On the phone from Las Vegas, Brand does the math.

"Ultimately," he says, "if we're 30 per cent identical in terms of chromosomes to bananas, 60 per cent identical to earthworms and 98 per cent identical to chimpanzees, I think the limited differences between human beings can be articulately rendered by any actor of merit."

But then, the great thespian Laurence Olivier once rhetorically asked: "What is acting but lying and what is good lying but convincing lying?"

So perhaps Brand is slightly fibbing when he brushes off the similarities between himself and the protagonist of Get Him to the Greek. After all, Brand, author of the best-selling autobiography My Booky Wook: A Memoir of Sex, Drugs, and Stand-Up, is a former sex-addicted and drug-abusing performer who has now been sober for seven years, has a pop-singer girlfriend and is an enthusiast of transcendental mediation.









The character Aldous Snow is a debauched rock legend who has fallen off the wagon after years of yoga and clean living, and has had his heart broken by a pop-singer girlfriend. And the Snow character, introduced in 2008's romantic-calamity comedy Forgetting Sarah Marshall, was rewritten with Brand in mind after the comic auditioned for that movie.

"With all acting, you use your own personal experiences as a reference," Brand, 35, allows. "Even if I was playing a milkman, I'll think about my time as a mailman."

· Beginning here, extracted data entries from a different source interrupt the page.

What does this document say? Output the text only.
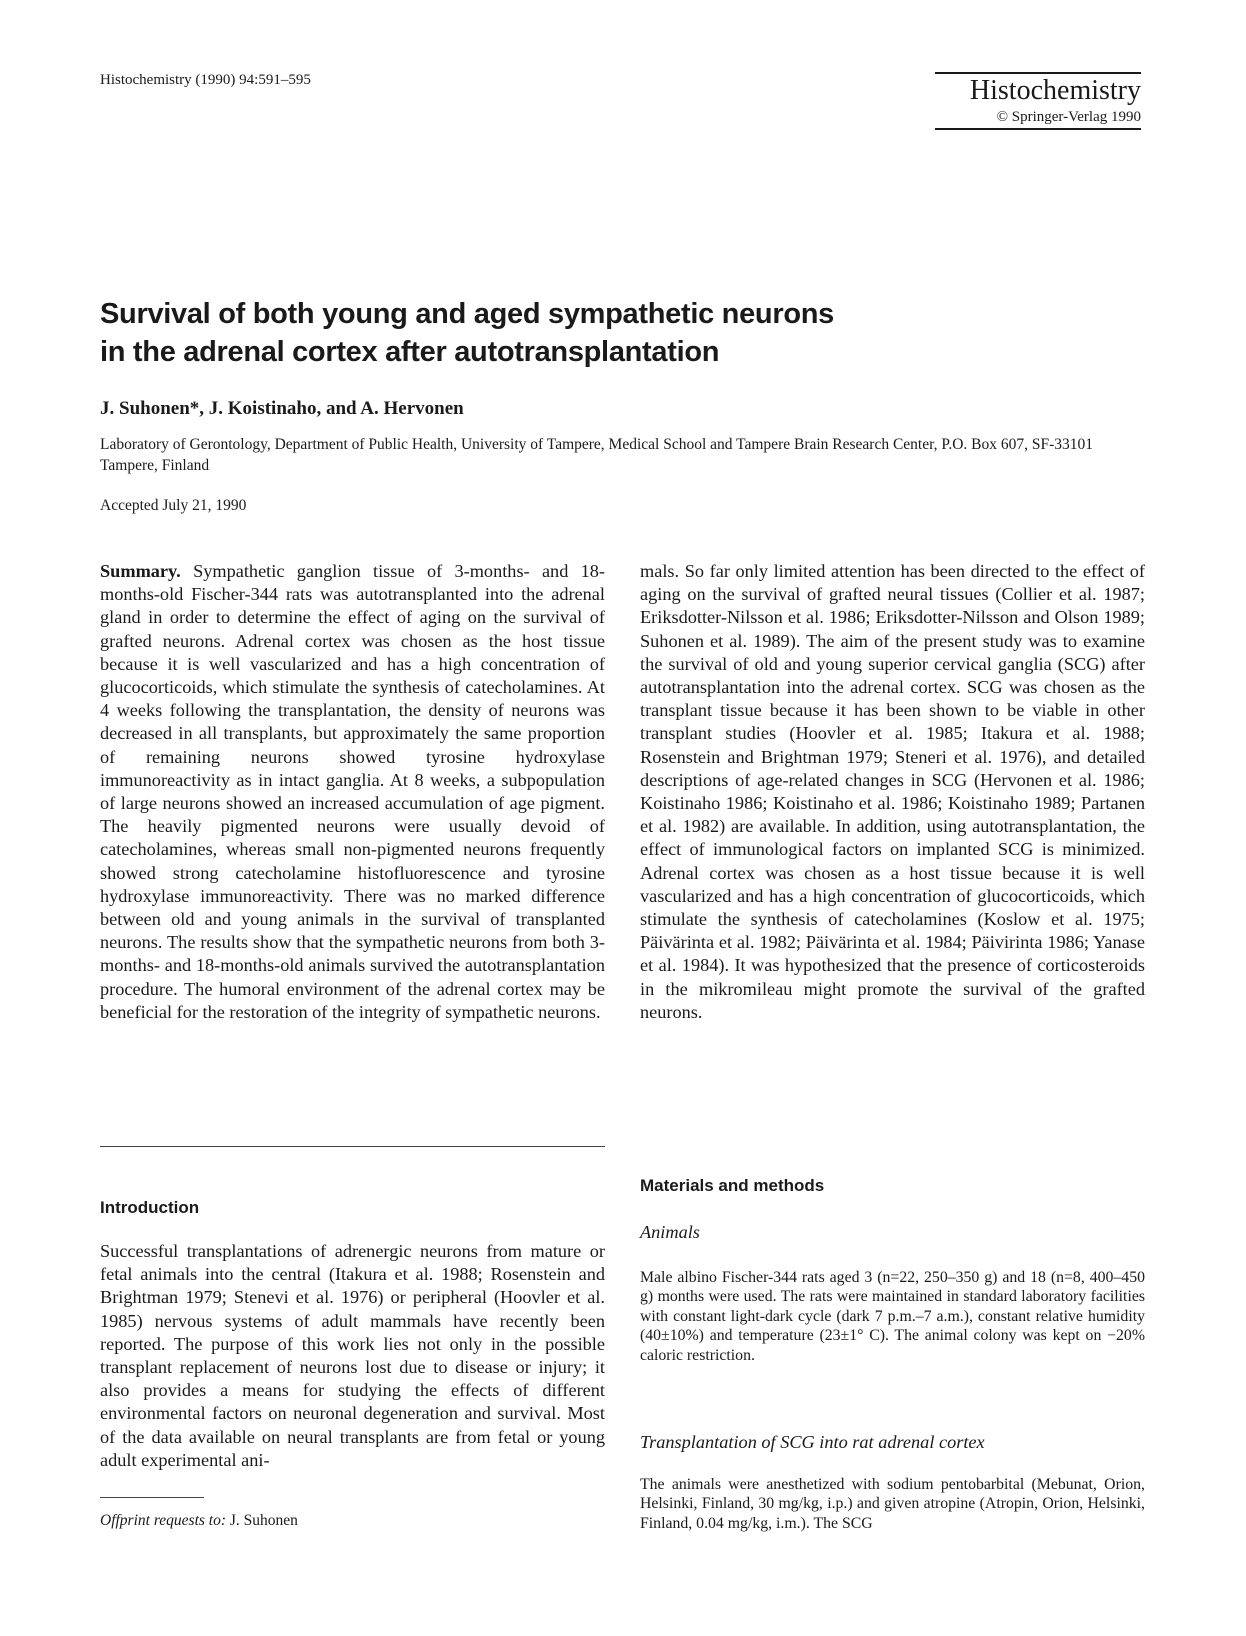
Histochemistry (1990) 94:591–595	Histochemistry
© Springer-Verlag 1990
Survival of both young and aged sympathetic neurons
in the adrenal cortex after autotransplantation
J. Suhonen*, J. Koistinaho, and A. Hervonen
Laboratory of Gerontology, Department of Public Health, University of Tampere, Medical School and Tampere Brain Research Center, P.O. Box 607, SF-33101 Tampere, Finland
Accepted July 21, 1990
Summary. Sympathetic ganglion tissue of 3-months- and 18-months-old Fischer-344 rats was autotransplanted into the adrenal gland in order to determine the effect of aging on the survival of grafted neurons. Adrenal cortex was chosen as the host tissue because it is well vascularized and has a high concentration of glucocorticoids, which stimulate the synthesis of catecholamines. At 4 weeks following the transplantation, the density of neurons was decreased in all transplants, but approximately the same proportion of remaining neurons showed tyrosine hydroxylase immunoreactivity as in intact ganglia. At 8 weeks, a subpopulation of large neurons showed an increased accumulation of age pigment. The heavily pigmented neurons were usually devoid of catecholamines, whereas small non-pigmented neurons frequently showed strong catecholamine histofluorescence and tyrosine hydroxylase immunoreactivity. There was no marked difference between old and young animals in the survival of transplanted neurons. The results show that the sympathetic neurons from both 3-months- and 18-months-old animals survived the autotransplantation procedure. The humoral environment of the adrenal cortex may be beneficial for the restoration of the integrity of sympathetic neurons.
Introduction
Successful transplantations of adrenergic neurons from mature or fetal animals into the central (Itakura et al. 1988; Rosenstein and Brightman 1979; Stenevi et al. 1976) or peripheral (Hoovler et al. 1985) nervous systems of adult mammals have recently been reported. The purpose of this work lies not only in the possible transplant replacement of neurons lost due to disease or injury; it also provides a means for studying the effects of different environmental factors on neuronal degeneration and survival. Most of the data available on neural transplants are from fetal or young adult experimental ani-
Offprint requests to: J. Suhonen
mals. So far only limited attention has been directed to the effect of aging on the survival of grafted neural tissues (Collier et al. 1987; Eriksdotter-Nilsson et al. 1986; Eriksdotter-Nilsson and Olson 1989; Suhonen et al. 1989). The aim of the present study was to examine the survival of old and young superior cervical ganglia (SCG) after autotransplantation into the adrenal cortex. SCG was chosen as the transplant tissue because it has been shown to be viable in other transplant studies (Hoovler et al. 1985; Itakura et al. 1988; Rosenstein and Brightman 1979; Steneri et al. 1976), and detailed descriptions of age-related changes in SCG (Hervonen et al. 1986; Koistinaho 1986; Koistinaho et al. 1986; Koistinaho 1989; Partanen et al. 1982) are available. In addition, using autotransplantation, the effect of immunological factors on implanted SCG is minimized. Adrenal cortex was chosen as a host tissue because it is well vascularized and has a high concentration of glucocorticoids, which stimulate the synthesis of catecholamines (Koslow et al. 1975; Päivärinta et al. 1982; Päivärinta et al. 1984; Päivirinta 1986; Yanase et al. 1984). It was hypothesized that the presence of corticosteroids in the mikromileau might promote the survival of the grafted neurons.
Materials and methods
Animals
Male albino Fischer-344 rats aged 3 (n=22, 250–350 g) and 18 (n=8, 400–450 g) months were used. The rats were maintained in standard laboratory facilities with constant light-dark cycle (dark 7 p.m.–7 a.m.), constant relative humidity (40±10%) and temperature (23±1° C). The animal colony was kept on −20% caloric restriction.
Transplantation of SCG into rat adrenal cortex
The animals were anesthetized with sodium pentobarbital (Mebunat, Orion, Helsinki, Finland, 30 mg/kg, i.p.) and given atropine (Atropin, Orion, Helsinki, Finland, 0.04 mg/kg, i.m.). The SCG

Fair enough. Milkmen and mailmen do share the same chromosomes, it's true.

Get Him To the Greek reunites Brand with Forgetting Sarah Marshall's writer-director (Nicholas Stoller) and producer (wunderkind Judd Apatow). The round, young, talented actor Jonah Hill is also back, but in a different role . Get Him to the Greek, opening on Friday, picks up the Sarah Marshall story a few years later, when Brand's rock star is decline, both in terms of his career and his personal life.

Hill plays an earnest record-label man whose job it is to get the disobliging musician from London to Los Angeles, where a concert at the Greek Theatre is supposed to vault him back to stardom. Sean Combs, the actor and rapper, stretches out fantastically in his role as the crazed record-label chief.

It's a mix of Almost Famous (backstage rock 'n' roll), Nick and Norah's Infinite Playlist (frantic events leading to a concert) and The Hangover (madcap road adventures), and it isn't so much a sequel to Forgetting Sarah Marshall as it is a spinoff.

The film is modern, and yet it seems to be cast in another era: With apologies to Amy Winehouse and Pete Doherty, they don't make rock stars like they used to. Pop singers today have personal trainers, for goodness' sake, and have no reason to use record-label assistants as anally loaded drug mules, as they do in Get Him To the Greek.

As well, labels today are probably less likely to put up with an obstinate artist than they once were - the payoff isn't worth it any longer. "I believe there's a lot less money in the music industry than there once was," says Brand, whose fiancée is the U.S. pop star Katy Perry. "So certainly there's not as much debauchery and hedonism as was represented in the movie. Perhaps there's a juxtaposition of the excesses of the past and the current paucity of funds that brings out some of the comedy you see in the movie."

Still, when asked if Snow is an exaggerated version of a drugged-up rocker, Brand sees the portrayal as believable. "People in the music industry have told me it's very astute," he says. "Of course, the character is represented in a comedic way."

Brand, who stars with Helen Mirren in the upcoming remake of Arthur (the 1981 Dudley Moore vehicle about a wise-cracking, drink-happy millionaire), does relate to his Get Him to the Greek character. There's the scene where he's told he doesn't need to give the concert - that he doesn't owe anyone a thing. The sad rock star's response is that he has to perform: "It's all I've got," he says.

"I do have a very powerful and sometimes sentimental attachment to performing," he explains. "For a lot of my life, comedy was the only thing that kept me sane. It was the only outlet I had, and I completely identify with that."